If you went skiing with me in the last decade you know one of the things I am equally super terrified of and sucky at is navigating the chairlift. In fact, I am still shit-scared of chairlifts (not these guys) (yes, this guy). But, every now and again I force myself to get on one to avoid being consumed by my fears and discovered all huddled and mummified in my closet.
The same is true about apologizing – not my strong suit outside of customer/client service situations. Don’t get me wrong, I apologize all day long for little things, like when I wind up in that awkward street shuffle with someone because I can’t work out which direction I’m going or when my kid turns off the freezer at the grocery because that damn button is so flashy and fun and right at his eye-level. In most cases, I’d say I strive to act pretty dang diplomatic so as not to owe huge beg-pardons. My run-ins have usually come from writing an overly terse email because I totally think I’m right about something, and to hell with empathy and that walking a mile in your shoes jazz. Well, I was on the receiving end of one of those this week. And then my week pretty much downward spiraled until I found myself planning a breakfast for one of French Toast with Nembutal syrup. Basically, I figured I have two choices: 1) fire up the griddle or 2) use this friggin’ blog as I planned to put some words out into the universe in hopes of some karmic release.

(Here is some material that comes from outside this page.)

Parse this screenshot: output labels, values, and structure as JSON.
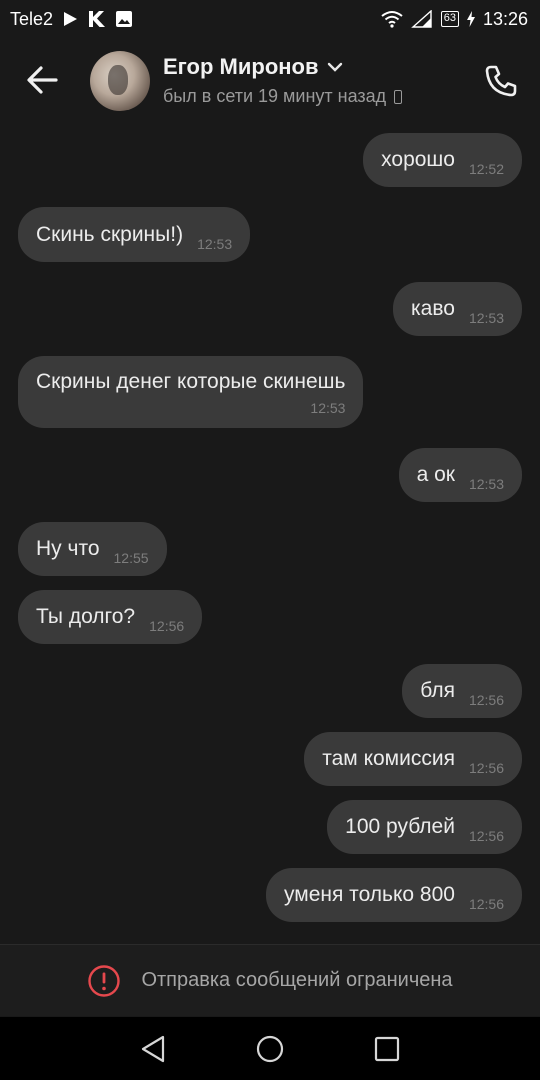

Despite my devout adherence to the guiding principle that “our prime purpose in this life is to help others. And if you can’t help them, at least don’t hurt them,” I am too often a jerk. This comes as no surprise to you, I know. I could tell you 1001 things about self-esteem issues and the short of “crush or be crushed” mentality ingrained during my formative years. I could explain that expat life, while awesome, can also be alienating, frustrating and keep you constantly on the defensive. That’s not what I am doing though. I want to say this:
I am sorry for all the times I ruined your day by making you feel anything less than the superstar you are. You didn’t deserve it. I understand if you find it tough to forgive me for repeated offenses.
I don’t think I’m better than you (or anyone). I’m not trying to keep information from you or set you up for failure. I’m not plotting a takeover or a take-down. I ask questions because I want to know what you think, because I’m unsure about something, or because I’m trying to think through the whole thing too. Those aren’t meant to be challenges, and I apologize that I seem overly aggressive about it sometimes. Toeing the line between intelligently sticking up for myself and making you feel attacked is a trick I’ve yet to master.
Before you ask me to whisper the name of the person this apology is meant for, let me clarify. This apology is not to the sender of the aforementioned message. I do owe these words to many other people. That pains me to say, but it’s so. For all the efforts I’ve poured into cultivating my secret super-hero powers, I am ultimately just an ordinary, flawed human being. If I keep believing I can fulfill my purpose in life and actually improve the journey for at least one other person, then I have to be OK with that. To not be OK means I’ll be cooking up my last meal rather than punching through these tough times.
If you have any tips for apologizing for long-past incidents or finding karmic release that don’t involve standing outside anyone’s house with Bieber blasting from a boombox, please share in the comments.